Indeed, reasoning has been computationally realized. For example, a computational description of the EVC model integrates a drift-diffusion model within a high-level cost-benefit architecture (Musslick et al., 2019). Alternatively, the Predicted Response Outcome (PRO; Alexander & Brown, 2011; Vassena et al., 2020) model draws from reinforcement-learning principles and describes the separation of reasoning systems to be driven by the discrepancies between expected and actual decision demands – specifically, the degree of discrepancy is proportional to how rationally we reason. These and other models come with different assumptions of underlying cognitive mechanisms; however, often adopt single mechanistic explanations of reasoning rather than accounting for the full complexity of processes involved.
In 2021, I assessed EVC and PRO model assumptions by comparing neural signals to model predictions (Williams, Ferguson, Hassall, Wright, et al., 2021) – a method I’ve also applied in other research fields (Williams et al., 2017; Williams, Hassall, et al., 2019). Although the EVC and PRO models are thought to be mutually exclusive, I found concurrent evidence for both – signifying that neither alone could explain the full complexity of reasoning.
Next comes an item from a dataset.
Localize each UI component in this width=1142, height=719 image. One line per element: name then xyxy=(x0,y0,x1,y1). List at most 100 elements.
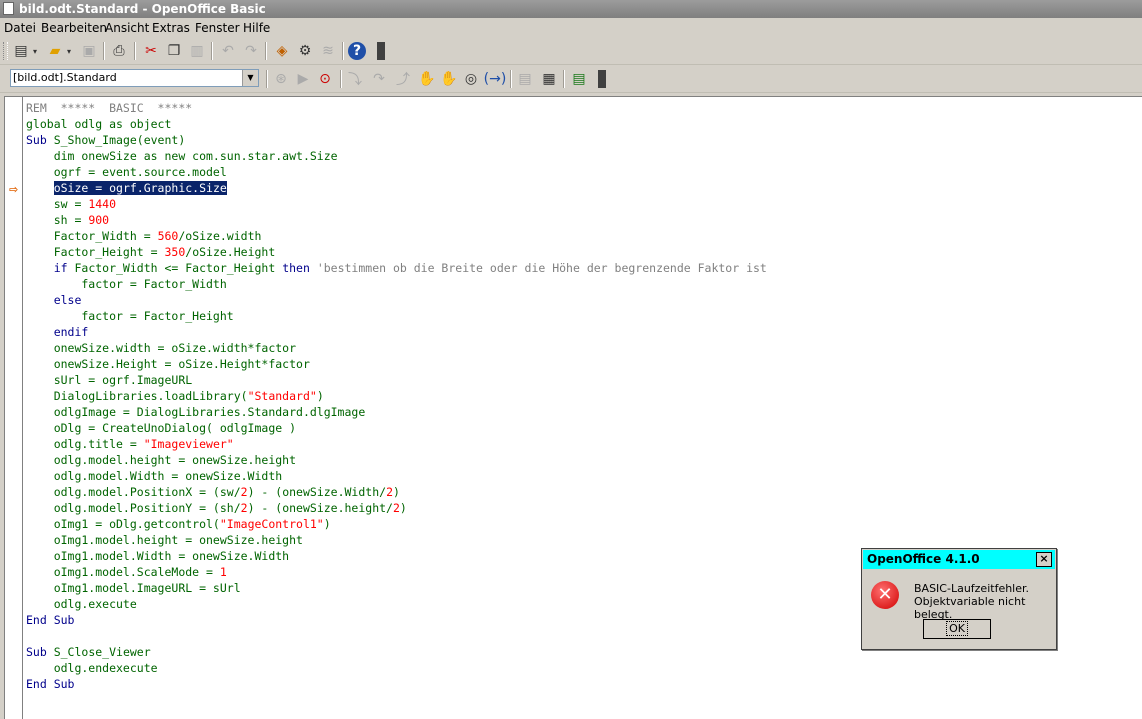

I concluded that it was conceivable to align both models in that EVC predictions function to reactively resolve the decision at hand while PRO predictions function to proactively update expectations and optimize future decision making.
Correspondingly, there is a need to expand current models of reasoning by integrating the full complement of necessary cognitive mechanisms. As such, my research program will expand and integrate existing models by drawing on neural signals derived as humans’ reason. One expansion I have begun to pursue, for example, integrates the EVC’s cost-benefit assessment with the PRO’s expectation updating mechanism to explain how predictions of costs and benefits are adjusted across experience (see progress here).
Altogether, my research program partners EEG with computational modelling to explain the complexity of cognitive mechanisms involved in reasoning. However, the success of this program demands my adoption of rigorous research practices – namely, my commitment to inclusivity, open science, and collaborative initiatives.
First, the consideration of equity, diversity, and inclusion in my research is of primary focus. By recruiting diverse participants, I will ensure my findings are sensitive to individual differences (e.g., gender, ethnicity), and thus generalizable to a large population of people. Similarly, I find it important to build a laboratory with a diverse team of researchers as I value how different perspectives and experiences will improve the laboratory environment, interpretations of findings, and applicability of research to society.
Next, I believe that open and transparent science is necessary to achieve proper scientific rigour. I now have three publications where the data and scripts are freely available and have made this my new standard (Williams, Ferguson, Hassall, Abimbola, et al., 2021; Williams, Ferguson, Hassall, Wright, et al., 2021; Williams, van Oorschot, et al., 2021; see my OSF profile). For example, I provide data and analysis scripts of 500 participants alongside methodological guidelines to further standardize EEG practices (Williams, Ferguson, Hassall, Abimbola, et al., 2021). Similarly, my research program will endorse replication initiatives independently and through collaborations with the EEGManyLabs and other similar groups.
Finally, science is quickly moving away from isolated research groups and into vast collaborative networks as the combination of diverse expertise propagates creativity in research beyond what could be accomplished by an expert alone. I have a rich network of both academic and industrial collaborators and have worked on projects ranging from predicting participant semantics with computer scientist Dr. Alona Fyshe (Foster et al., 2021) to using brain-computer interfaces to control technology with L3 Harris Inc. (see my similar work here). I’m excited to bring my collaborative network to the department and to offer my skills and knowledge in new collaborations both within and outside of the department.